In China, government policies have successfully encouraged rural-to-urban migration, Hermann said.

Interactive_India_Wealth_Inequality_July19_2024

India, however, faces a set of challenges that make Indians less able or willing to migrate.

One of them is ease of movement.

Large distances, combined with limited transportation infrastructure and strong language differences between states, complicate internal migration, Hermann said.

The other is the lack of social welfare, which makes poor Indians want to remain close to the caste networks that provide some of this support informally.

India’s middle and lower-middle classes contracted in the wake of the COVID-19 pandemic, despite the country’s strong economic recovery, said Michael Kugelman, director of the South Asia Institute at the Wilson Center.

These classes are also “deletently impacted by recent inflation” – which hovered around 5.08 percent in June, up from 4.75 percent the previous month – Kugelman said, adding that “significant” inflation and the relentless challenge of unemployment have harmed this section of the country.
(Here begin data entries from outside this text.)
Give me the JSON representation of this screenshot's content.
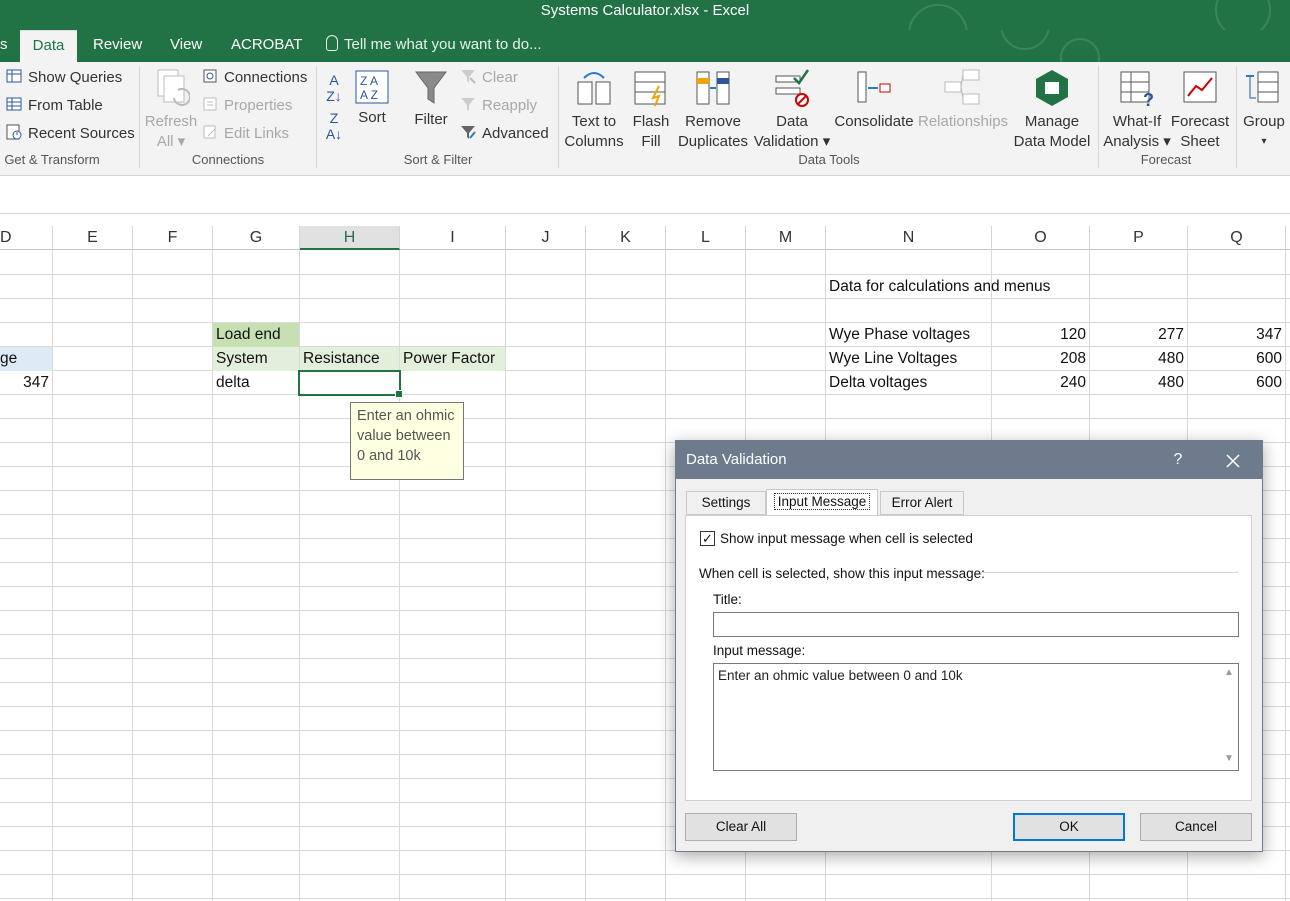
{
  "window": {
    "title": "Systems Calculator.xlsx - Excel"
  },
  "ribbon": {
    "tabs": [
      {
        "label": "s",
        "active": false
      },
      {
        "label": "Data",
        "active": true
      },
      {
        "label": "Review",
        "active": false
      },
      {
        "label": "View",
        "active": false
      },
      {
        "label": "ACROBAT",
        "active": false
      }
    ],
    "tell_me": "Tell me what you want to do...",
    "groups": {
      "get_transform": {
        "label": "Get & Transform",
        "show_queries": "Show Queries",
        "from_table": "From Table",
        "recent_sources": "Recent Sources"
      },
      "connections": {
        "label": "Connections",
        "refresh_all_line1": "Refresh",
        "refresh_all_line2": "All",
        "connections": "Connections",
        "properties": "Properties",
        "edit_links": "Edit Links"
      },
      "sort_filter": {
        "label": "Sort & Filter",
        "sort": "Sort",
        "filter": "Filter",
        "clear": "Clear",
        "reapply": "Reapply",
        "advanced": "Advanced"
      },
      "data_tools": {
        "label": "Data Tools",
        "text_to_columns_line1": "Text to",
        "text_to_columns_line2": "Columns",
        "flash_fill_line1": "Flash",
        "flash_fill_line2": "Fill",
        "remove_duplicates_line1": "Remove",
        "remove_duplicates_line2": "Duplicates",
        "data_validation_line1": "Data",
        "data_validation_line2": "Validation",
        "consolidate": "Consolidate",
        "relationships": "Relationships",
        "manage_data_model_line1": "Manage",
        "manage_data_model_line2": "Data Model"
      },
      "forecast": {
        "label": "Forecast",
        "what_if_line1": "What-If",
        "what_if_line2": "Analysis",
        "forecast_sheet_line1": "Forecast",
        "forecast_sheet_line2": "Sheet"
      },
      "outline": {
        "group": "Group"
      }
    }
  },
  "sheet": {
    "columns": [
      "D",
      "E",
      "F",
      "G",
      "H",
      "I",
      "J",
      "K",
      "L",
      "M",
      "N",
      "O",
      "P",
      "Q"
    ],
    "selected_column": "H",
    "cells": {
      "n_header": "Data for calculations and menus",
      "g_load_end": "Load end",
      "d_partial": "ge",
      "g_system": "System",
      "h_resistance": "Resistance",
      "i_power_factor": "Power Factor",
      "d_347": "347",
      "g_delta": "delta",
      "rows": [
        {
          "label": "Wye Phase voltages",
          "o": "120",
          "p": "277",
          "q": "347"
        },
        {
          "label": "Wye Line Voltages",
          "o": "208",
          "p": "480",
          "q": "600"
        },
        {
          "label": "Delta voltages",
          "o": "240",
          "p": "480",
          "q": "600"
        }
      ]
    },
    "input_tooltip": "Enter an ohmic value between 0 and 10k"
  },
  "dialog": {
    "title": "Data Validation",
    "help": "?",
    "tabs": [
      "Settings",
      "Input Message",
      "Error Alert"
    ],
    "active_tab": "Input Message",
    "show_message_checkbox": {
      "label": "Show input message when cell is selected",
      "checked": true
    },
    "section_label": "When cell is selected, show this input message:",
    "title_label": "Title:",
    "title_value": "",
    "message_label": "Input message:",
    "message_value": "Enter an ohmic value between 0 and 10k",
    "buttons": {
      "clear_all": "Clear All",
      "ok": "OK",
      "cancel": "Cancel"
    }
  },
  "colors": {
    "excel_green": "#217346",
    "dialog_title": "#6d7b8d",
    "cell_green": "#c6e0b4",
    "cell_light_green": "#e2efda",
    "cell_light_blue": "#ddebf7"
  }
}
“Unemployment has a disproportionate impact on young people in India, and with the country demographically dominated by young people, there will naturally be many people in the lower and middle classes who will be affected,” Kugelman told Al Jazeera.

India also has state-level benefit programs that act as a deterrent to rural-urban and interstate migration, Hermann said.

The growth of India’s middle class will require a change in income distribution, overall income growth or a combination of both, Hermann said.

“In India, progress on several reforms to create non-farm jobs will be crucial to broadly increase incomes and unlock the purchasing power of the population,” she said.